3. Batch of ~20 MintMaker PRs Open Against dockerfile-test

There are approximately 20 other open MintMaker bump PRs against this same branch (e.g., prometheus, ginkgo, opentelemetry, envoyproxy, redis, cobra, etc.). It may be more efficient to batch-approve and merge these together, or to close them and run a single go get -u ./... + go mod tidy sweep on the branch to avoid serial merge conflicts.

---

Risk Assessment

Dimension	Rating	Reasoning
API Breaking Changes	🟢 None	v1.28.0 is additive-only
Security Risk	🟢 None	0 CVEs, hash verified against transparency log
Upgrade Impact	🟢 None	Indirect dep, no reconciler/controller changes
Cross-repo Impact	🟢 None	zap is self-contained, no CRD/API surface changes
Test Coverage	🟢 N/A	Dependency bump; existing tests validate behavior
CI Signal	🟢 Green	All 3 checks pass

---

Verdict

The change is safe to merge. The go.uber.org/zap bump from v1.27.1 to v1.28.0 introduces no breaking changes, no security risk, and has a clean CI signal. The go.sum hashes are verified against the Go transparency log.
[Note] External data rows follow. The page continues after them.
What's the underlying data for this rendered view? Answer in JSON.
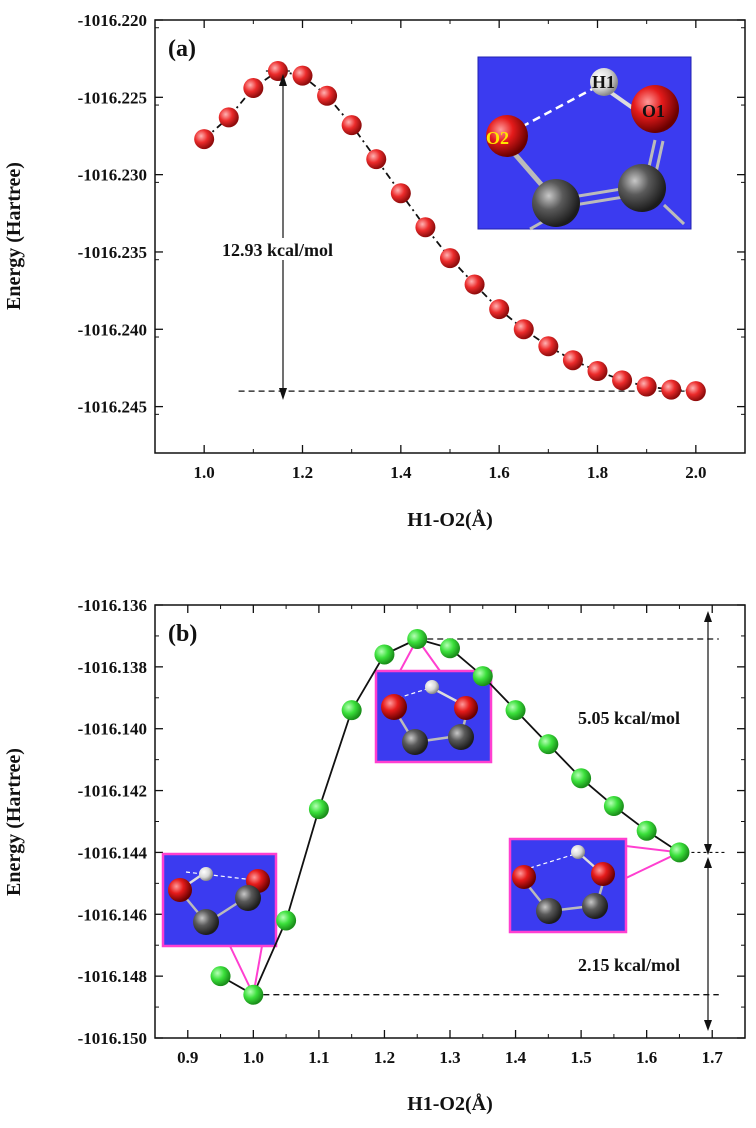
{
  "chart_data": [
    {
      "type": "scatter",
      "panel_label": "(a)",
      "xlabel": "H1-O2(Å)",
      "ylabel": "Energy (Hartree)",
      "xlim": [
        0.9,
        2.1
      ],
      "ylim": [
        -1016.248,
        -1016.22
      ],
      "xticks": [
        "1.0",
        "1.2",
        "1.4",
        "1.6",
        "1.8",
        "2.0"
      ],
      "yticks": [
        "-1016.220",
        "-1016.225",
        "-1016.230",
        "-1016.235",
        "-1016.240",
        "-1016.245"
      ],
      "marker_color": "#e8232a",
      "series": [
        {
          "x": [
            1.0,
            1.05,
            1.1,
            1.15,
            1.2,
            1.25,
            1.3,
            1.35,
            1.4,
            1.45,
            1.5,
            1.55,
            1.6,
            1.65,
            1.7,
            1.75,
            1.8,
            1.85,
            1.9,
            1.95,
            2.0
          ],
          "y": [
            -1016.2277,
            -1016.2263,
            -1016.2244,
            -1016.2233,
            -1016.2236,
            -1016.2249,
            -1016.2268,
            -1016.229,
            -1016.2312,
            -1016.2334,
            -1016.2354,
            -1016.2371,
            -1016.2387,
            -1016.24,
            -1016.2411,
            -1016.242,
            -1016.2427,
            -1016.2433,
            -1016.2437,
            -1016.2439,
            -1016.244
          ]
        }
      ],
      "annotations": {
        "barrier": "12.93 kcal/mol",
        "atom_h1": "H1",
        "atom_o1": "O1",
        "atom_o2": "O2"
      }
    },
    {
      "type": "scatter",
      "panel_label": "(b)",
      "xlabel": "H1-O2(Å)",
      "ylabel": "Energy (Hartree)",
      "xlim": [
        0.85,
        1.75
      ],
      "ylim": [
        -1016.15,
        -1016.136
      ],
      "xticks": [
        "0.9",
        "1.0",
        "1.1",
        "1.2",
        "1.3",
        "1.4",
        "1.5",
        "1.6",
        "1.7"
      ],
      "yticks": [
        "-1016.136",
        "-1016.138",
        "-1016.140",
        "-1016.142",
        "-1016.144",
        "-1016.146",
        "-1016.148",
        "-1016.150"
      ],
      "marker_color": "#3be03b",
      "series": [
        {
          "x": [
            0.95,
            1.0,
            1.05,
            1.1,
            1.15,
            1.2,
            1.25,
            1.3,
            1.35,
            1.4,
            1.45,
            1.5,
            1.55,
            1.6,
            1.65
          ],
          "y": [
            -1016.148,
            -1016.1486,
            -1016.1462,
            -1016.1426,
            -1016.1394,
            -1016.1376,
            -1016.1371,
            -1016.1374,
            -1016.1383,
            -1016.1394,
            -1016.1405,
            -1016.1416,
            -1016.1425,
            -1016.1433,
            -1016.144
          ]
        }
      ],
      "annotations": {
        "upper_gap": "5.05 kcal/mol",
        "lower_gap": "2.15 kcal/mol"
      }
    }
  ]
}
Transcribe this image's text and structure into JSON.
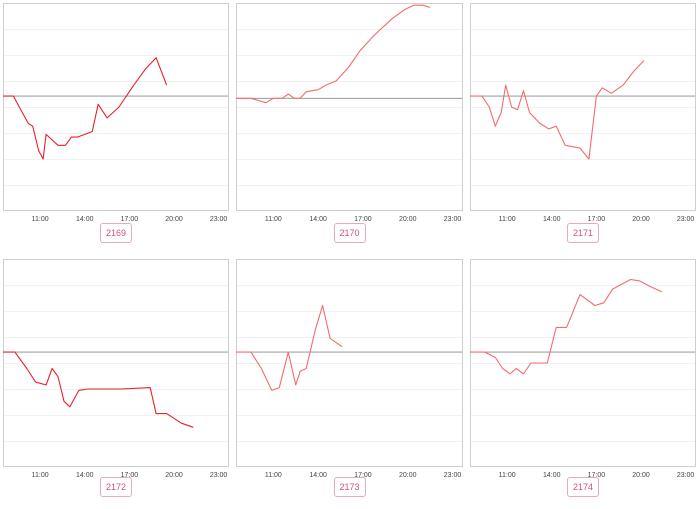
{
  "chart_data": [
    {
      "type": "line",
      "label": "2169",
      "line_color": "#e8212b",
      "x_ticks": [
        "11:00",
        "14:00",
        "17:00",
        "20:00",
        "23:00"
      ],
      "x_range": [
        8.5,
        23.7
      ],
      "y_range": [
        -4.2,
        3.4
      ],
      "baseline": 0,
      "x": [
        8.5,
        9.2,
        9.8,
        10.2,
        10.5,
        10.9,
        11.2,
        11.4,
        12.2,
        12.7,
        13.1,
        13.5,
        14.5,
        14.9,
        15.5,
        16.3,
        17.3,
        18.1,
        18.8,
        19.5
      ],
      "y": [
        0,
        0,
        -0.6,
        -1.0,
        -1.1,
        -2.0,
        -2.3,
        -1.4,
        -1.8,
        -1.8,
        -1.5,
        -1.5,
        -1.3,
        -0.3,
        -0.8,
        -0.4,
        0.4,
        1.0,
        1.4,
        0.4
      ]
    },
    {
      "type": "line",
      "label": "2170",
      "line_color": "#f36c6c",
      "x_ticks": [
        "11:00",
        "14:00",
        "17:00",
        "20:00",
        "23:00"
      ],
      "x_range": [
        8.5,
        23.7
      ],
      "y_range": [
        -2.6,
        2.2
      ],
      "baseline": 0,
      "x": [
        8.5,
        9.5,
        10.5,
        11.0,
        11.6,
        12.0,
        12.4,
        12.8,
        13.2,
        14.0,
        14.5,
        15.2,
        16.0,
        16.8,
        17.6,
        18.2,
        19.0,
        19.8,
        20.4,
        21.0,
        21.5
      ],
      "y": [
        0,
        0,
        -0.1,
        0,
        0,
        0.1,
        0,
        0,
        0.15,
        0.2,
        0.3,
        0.4,
        0.7,
        1.1,
        1.4,
        1.6,
        1.85,
        2.05,
        2.15,
        2.15,
        2.1
      ]
    },
    {
      "type": "line",
      "label": "2171",
      "line_color": "#f36c6c",
      "x_ticks": [
        "11:00",
        "14:00",
        "17:00",
        "20:00",
        "23:00"
      ],
      "x_range": [
        8.5,
        23.7
      ],
      "y_range": [
        -4.2,
        3.4
      ],
      "baseline": 0,
      "x": [
        8.5,
        9.3,
        9.8,
        10.2,
        10.6,
        10.9,
        11.3,
        11.7,
        12.1,
        12.5,
        13.2,
        13.8,
        14.3,
        14.9,
        15.9,
        16.5,
        17.0,
        17.4,
        18.0,
        18.8,
        19.5,
        20.2
      ],
      "y": [
        0,
        0,
        -0.4,
        -1.1,
        -0.6,
        0.4,
        -0.4,
        -0.5,
        0.2,
        -0.6,
        -1.0,
        -1.2,
        -1.1,
        -1.8,
        -1.9,
        -2.3,
        0,
        0.3,
        0.1,
        0.4,
        0.9,
        1.3
      ]
    },
    {
      "type": "line",
      "label": "2172",
      "line_color": "#e8212b",
      "x_ticks": [
        "11:00",
        "14:00",
        "17:00",
        "20:00",
        "23:00"
      ],
      "x_range": [
        8.5,
        23.7
      ],
      "y_range": [
        -4.2,
        3.4
      ],
      "baseline": 0,
      "x": [
        8.5,
        9.3,
        10.1,
        10.7,
        11.4,
        11.8,
        12.2,
        12.6,
        13.0,
        13.6,
        14.2,
        16.5,
        18.4,
        18.8,
        19.5,
        20.5,
        21.3
      ],
      "y": [
        0,
        0,
        -0.6,
        -1.1,
        -1.2,
        -0.6,
        -0.9,
        -1.8,
        -2.0,
        -1.4,
        -1.35,
        -1.35,
        -1.3,
        -2.25,
        -2.25,
        -2.6,
        -2.75
      ]
    },
    {
      "type": "line",
      "label": "2173",
      "line_color": "#f36c6c",
      "x_ticks": [
        "11:00",
        "14:00",
        "17:00",
        "20:00",
        "23:00"
      ],
      "x_range": [
        8.5,
        23.7
      ],
      "y_range": [
        -4.2,
        3.4
      ],
      "baseline": 0,
      "x": [
        8.5,
        9.5,
        10.2,
        10.9,
        11.4,
        12.0,
        12.5,
        12.8,
        13.2,
        13.8,
        14.3,
        14.8,
        15.6
      ],
      "y": [
        0,
        0,
        -0.6,
        -1.4,
        -1.3,
        0,
        -1.2,
        -0.7,
        -0.6,
        0.8,
        1.7,
        0.5,
        0.2
      ]
    },
    {
      "type": "line",
      "label": "2174",
      "line_color": "#f36c6c",
      "x_ticks": [
        "11:00",
        "14:00",
        "17:00",
        "20:00",
        "23:00"
      ],
      "x_range": [
        8.5,
        23.7
      ],
      "y_range": [
        -4.2,
        3.4
      ],
      "baseline": 0,
      "x": [
        8.5,
        9.5,
        10.2,
        10.7,
        11.2,
        11.6,
        12.1,
        12.6,
        13.2,
        13.7,
        14.3,
        15.0,
        15.9,
        16.9,
        17.5,
        18.1,
        18.6,
        19.3,
        19.9,
        20.6,
        21.4
      ],
      "y": [
        0,
        0,
        -0.2,
        -0.6,
        -0.8,
        -0.6,
        -0.8,
        -0.4,
        -0.4,
        -0.4,
        0.9,
        0.9,
        2.1,
        1.7,
        1.8,
        2.3,
        2.45,
        2.65,
        2.6,
        2.4,
        2.2
      ]
    }
  ]
}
The main process concern (non-blocking) is the growing divergence of the dockerfile-test branch from main — worth tracking at the team level to avoid a painful reconciliation later.

Approved ✅ — pending team's standard merge process for MintMaker bot PRs.

[github-actions]

This PR is marked as stale after 21d of inactivity. After an additional 14d of inactivity (7d to become rotten, then 7d more), it will be closed. To prevent this PR from being closed, add a comment or remove the lifecycle/stale label.